Anti-smoking organizations should offer a way for kids to get involved and appeal to their innate desire to belong (45). Kids seek groups to associate with so that they can feel like they are a part of something (46). We need to make sure that healthy, attractive options are available, so that youth have an alternative choice to joining smoking cliques. Anti-smoking organizations such as the84.org, which host fun events and encourages non-smoking youth to connect with one another, should be established and advertised in communities.

It is also important that we consider who is delivering anti-smoking messages. As the Theory of Communication suggests, the message deliverer can have considerable power on whether or not the audience is impacted by the message. People are more likely to be influenced by those who they perceive as similar to themselves (47). They are less likely to be influenced by people they see as distant, commanding, or dissimilar to themselves, which is why the Family smoking Prevention and Tobacco Control Act will not be effective. Nobody likes being forced to listen to Big Government. The most influential people in getting a person to change his or her behavior are that person’s friends and family. A study conducted by Robert Murray et. al. demonstrated that social support is linked with successful quit attempts (48). Thus, an alternative anti-smoking program might instead provide advice and support for friends and family members of smokers to encourage them to quit. Hotlines, pamphlets and support groups could be used to help distribute information on how to talk to smokers and get them to quit. The focus of these approaches would thus not be of the effects of smoking, but rather of how to influence people to conquer their tobacco dependence.

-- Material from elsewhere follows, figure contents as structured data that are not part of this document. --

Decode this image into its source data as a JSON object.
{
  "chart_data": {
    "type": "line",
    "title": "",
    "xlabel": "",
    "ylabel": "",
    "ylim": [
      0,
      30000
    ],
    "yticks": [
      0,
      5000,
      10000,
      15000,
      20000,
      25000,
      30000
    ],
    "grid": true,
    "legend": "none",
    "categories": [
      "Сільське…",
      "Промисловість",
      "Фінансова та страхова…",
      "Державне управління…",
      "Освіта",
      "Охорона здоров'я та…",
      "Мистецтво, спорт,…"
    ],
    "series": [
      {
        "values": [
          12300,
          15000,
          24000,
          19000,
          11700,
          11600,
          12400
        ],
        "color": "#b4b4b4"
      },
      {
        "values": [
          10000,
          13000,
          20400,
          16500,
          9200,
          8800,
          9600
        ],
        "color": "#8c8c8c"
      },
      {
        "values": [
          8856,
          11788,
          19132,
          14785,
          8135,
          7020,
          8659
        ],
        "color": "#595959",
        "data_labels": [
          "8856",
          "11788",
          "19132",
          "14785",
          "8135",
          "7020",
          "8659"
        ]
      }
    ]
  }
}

Solution #3: Improve Self-Efficacy

Lastly, anti-smoking campaigns should address efficacy issues as perceived self-efficacy and quit attempts are strongly correlated (36). Rather than portraying images of detrimental health effects, perhaps we could take a more positive approach and show colorful, attractive images of cheerful non-smokers on cigarette packages. We could instead show non-smokers living happy, healthy long lives; something that smokers may not get to do if they continue with their habit. Cigarette packages could have profiles of real people who were able to quit. The profiles would include people of all ages, sexes and races. The cigarette boxes would have a picture of an ex-smoker on the front, some background information as to how much tobacco the ex-smoker once consumed, how they were able to quit, and how it affected their life for the better. The packages would end with the message “I could do it, and so can you” and a smoking cessation hotline and/or website would be listed. This solution would be likely to be effective for several reasons. First and foremost, it would help to improve smokers’ self-efficacy. Studies have shown that peoples’ self-efficacy can be improved by witnessing or hearing about others who have triumphed in similar situations (49). Additionally, the message conveyed by the cigarette boxes would now be a positive one and not a negative one, and thus would be more likely to be influential as discussed previously (42). This method would also employ the Herd Theory, which is demonstrably effectual (44), in that it would make successful quit attempts appear more common and encourage more smokers to follow suit. This approach, unlike the one proposed by the Act, would offer support and resources.

Conclusion

Although well intentioned, the Family Smoking Prevention and Tobacco Control Act attempts to reduce tobacco consumption among minors and young adults in all of the wrong ways. The Act relies on the ill-fated belief that people can make rational decisions for themselves. Further, self-efficacy and social influences play a huge role in determining an individual’s decisions regarding smoking, yet the Act does nothing to address either of these areas. In order to successfully reduce tobacco consumption, greater attention must be paid to external factors that contribute to smoking and to improving a person’s belief that he or she can, indeed, quit.